Um dia atrás do outro atrás do um. 

E a vontade de ser problema. 

Um dia atrás do outro atrás do um. 

E a vontade de ser um peso. 

Um dia atrás do outro atrás do um. 

………… 

Um dia atrás do outro atrás do um. E a vontade de ser melhor que tudo isto… Mas não sou. 

{#página79} 

Talvez um dia eu consiga ser melhor. Mas não hoje. Não agora. Não ainda. Não já.

Desculpa. Por tudo.

{#página78} 

É possível sentir saudades do que não se teve? Sim, é.

Há dias em que as saudades são mais brandas. Outros há em que doem demasiado. Há, também, aqueles dias em que as saudades nos levam pelo caminho do imaginário. Imaginar como seria, como teria sido, o que acabou por não ser.

Tenho saudades do meu filho. Aquele que não chegou a nascer e que faria por estes dias 2 anos.

E hoje, especialmente hoje, tenho saudades da barriga que não cheguei a ter. Que não chegou a crescer. Mas que sinto, na memória que não é real, enorme, redonda. Tenho saudades de acariciar a minha barriga, de sentir os movimentos do meu bebé, de lhe falar. Tenho saudades do peso da minha barriga. Tenho saudades de não conseguir ver os pés. Tenho saudades de a encostar, sem querer, a tudo com que me cruzava por não conseguir ter olho para as distâncias e porque todos os dias a minha barriga estava diferente.

Tenho saudades de me sentir pesada. Tenho saudades de apoiar e cruzar as mãos junto ao peito ali onde começava a curva da barriga. Tenho saudades, tantas, de lhe tocar… Simplesmente tocar na minha barriga, como um tesouro, como um bem precioso.

Tenho saudades disso tudo. Mesmo não tendo passado por nenhuma dessas experiências. Porque 42 dias não foram tempo suficiente para que a barriga crescesse. Para que o corpo mudasse. Para que olhasse ao espelho e me visse diferente.

Tenho saudades da minha barriga. Aquela que não cresceu. Aquela que não chegou a pesar. Aquela que não guardou os movimentos do meu bebé. Aquela que não se encostou a nada porque não foi preciso medir as distâncias. Tenho tantas saudades dela. E, no entanto, nunca cheguei a tê-la.

Feliz dia do Pai. Até mesmo para quem não o quis ser. O dia da Mãe ainda está longe. Mas não vai ser melhor que o dia de hoje.

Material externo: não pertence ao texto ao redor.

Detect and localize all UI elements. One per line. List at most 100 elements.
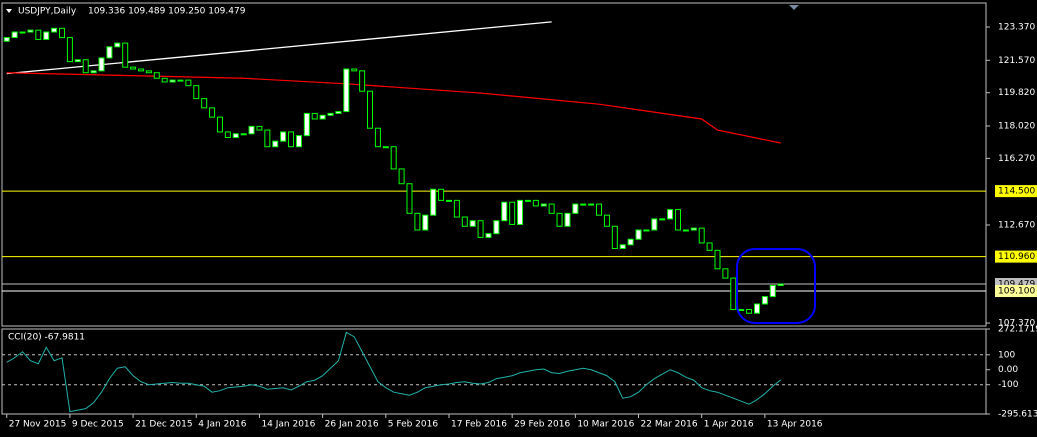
menu-arrow[interactable] (6, 9, 12, 13)
candle-body (82, 59, 89, 74)
y-tick-label: 116.270 (998, 154, 1035, 164)
candle-body (564, 212, 571, 227)
cci-tick-label: -100 (998, 380, 1019, 390)
candle-body (580, 203, 587, 206)
level-label-box (995, 185, 1037, 198)
candle-body (264, 129, 271, 148)
candle-body (161, 77, 168, 83)
x-tick-label: 27 Nov 2015 (9, 420, 67, 430)
x-tick-label: 14 Jan 2016 (261, 420, 315, 430)
x-tick-label: 5 Feb 2016 (388, 420, 439, 430)
candle-body (769, 284, 776, 298)
candle-body (27, 29, 34, 33)
level-label: 109.479 (998, 280, 1035, 290)
cci-tick-label: 272.1719 (998, 325, 1037, 335)
candle-body (248, 125, 255, 135)
candle-body (517, 199, 524, 225)
candle-body (137, 68, 144, 72)
cci-tick-label: 100 (998, 350, 1015, 360)
candle-body (461, 216, 468, 227)
candle-body (698, 227, 705, 244)
candle-body (224, 131, 231, 138)
candle-body (185, 79, 192, 87)
candle-body (382, 146, 389, 149)
candle-body (19, 31, 26, 34)
candle-body (524, 199, 531, 202)
candle-body (311, 112, 318, 120)
y-tick-label: 123.370 (998, 23, 1035, 33)
candle-body (398, 168, 405, 185)
x-tick-label: 9 Dec 2015 (72, 420, 124, 430)
cci-panel-frame (1, 328, 987, 415)
candle-body (611, 225, 618, 249)
cci-line (6, 331, 781, 413)
candle-body (288, 131, 295, 148)
candle-body (98, 57, 105, 72)
candle-body (422, 214, 429, 231)
candle-body (761, 296, 768, 305)
header-prices: 109.336 109.489 109.250 109.479 (88, 7, 246, 17)
candle-body (51, 27, 58, 33)
candle-body (572, 203, 579, 214)
candle-body (74, 59, 81, 63)
x-tick-label: 21 Dec 2015 (135, 420, 193, 430)
candle-body (43, 31, 50, 40)
candle-body (643, 229, 650, 232)
y-tick-label: 119.820 (998, 88, 1035, 98)
candle-body (327, 112, 334, 116)
x-tick-label: 1 Apr 2016 (704, 420, 754, 430)
candle-body (106, 46, 113, 59)
candle-body (201, 98, 208, 109)
level-label-box (995, 285, 1037, 298)
candle-body (35, 29, 42, 40)
candle-body (430, 188, 437, 216)
candle-body (477, 220, 484, 238)
x-tick-label: 17 Feb 2016 (451, 420, 507, 430)
candle-body (627, 238, 634, 246)
candle-body (169, 79, 176, 83)
candle-body (469, 220, 476, 227)
shift-marker[interactable] (789, 5, 799, 10)
candle-body (216, 116, 223, 133)
x-tick-label: 4 Jan 2016 (198, 420, 246, 430)
symbol-title: USDJPY,Daily (18, 7, 77, 17)
x-tick-label: 13 Apr 2016 (767, 420, 823, 430)
candle-body (153, 72, 160, 79)
candle-body (738, 309, 745, 312)
highlight-annotation (736, 248, 816, 324)
level-label: 114.500 (998, 187, 1035, 197)
candle-body (651, 218, 658, 231)
level-label-box (995, 250, 1037, 263)
cci-title: CCI(20) -67.9811 (8, 333, 85, 343)
candle-body (690, 227, 697, 231)
candle-body (66, 37, 73, 63)
candle-body (438, 188, 445, 201)
candle-body (540, 203, 547, 207)
candle-body (509, 201, 516, 225)
level-label: 110.960 (998, 252, 1035, 262)
y-tick-label: 107.370 (998, 319, 1035, 329)
candle-body (556, 212, 563, 227)
candle-body (588, 203, 595, 206)
candle-body (493, 220, 500, 235)
candle-body (730, 277, 737, 311)
cci-tick-label: 0.00 (998, 365, 1018, 375)
candle-body (367, 90, 374, 129)
candle-body (122, 42, 129, 68)
x-tick-label: 22 Mar 2016 (641, 420, 698, 430)
main-panel-frame (1, 2, 987, 327)
candle-body (532, 199, 539, 207)
candle-body (548, 203, 555, 214)
candle-body (596, 203, 603, 216)
candle-body (240, 133, 247, 136)
candle-body (777, 283, 784, 286)
candle-body (722, 268, 729, 279)
candle-body (359, 70, 366, 92)
candle-body (682, 229, 689, 232)
y-tick-label: 112.670 (998, 220, 1035, 230)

Amo-te muito. Mesmo que só te tenha tido por 42 dias. Em mim. Mesmo que, agora, sejas unicamente meu, para sempre. Fazes-me falta. Muita. O teu sorriso que nunca vi. O teu riso que nunca ouvi. A tua mão pequenina que nunca senti. O teu sono que nunca dormi.

Amo-te muito. Mais um dia sem ti, mais um dia que vives em mim.

{#página77} 

Há dias melhores que outros. 

Hoje foi um dos outros… 

962. Depois de 42. Um dia talvez deixe de contar. 

{#página76} 

es·pe·ci·al 

adjectivo de dois géneros

1. Relativo a espécie.

2. Particular.

3. Privativo.

4. Excelentedo melhordestinado a um fim ou uso particular.

“especial”, in Dicionário Priberam da Língua Portuguesa [em linha], 2008-2013, https://www.priberam.pt/dlpo/especial

Não. Não sou. Por muito que insistam em dizer-me que sim. 

Especial é o arco-íris às primeiras cores da manhã. Não eu. 

Não. Não sou. 

{#página75} 

If you want to go fast, go alone. 

But if you want to go far, go together. 

Quero ir longe. Mais longe. O caminho? Ainda agora começou. Uns dias tenho pressa. Outros sei que ter pressa não resulta. Não tenho tempo para perder Tempo. Tenho todo o Tempo para chegar longe. 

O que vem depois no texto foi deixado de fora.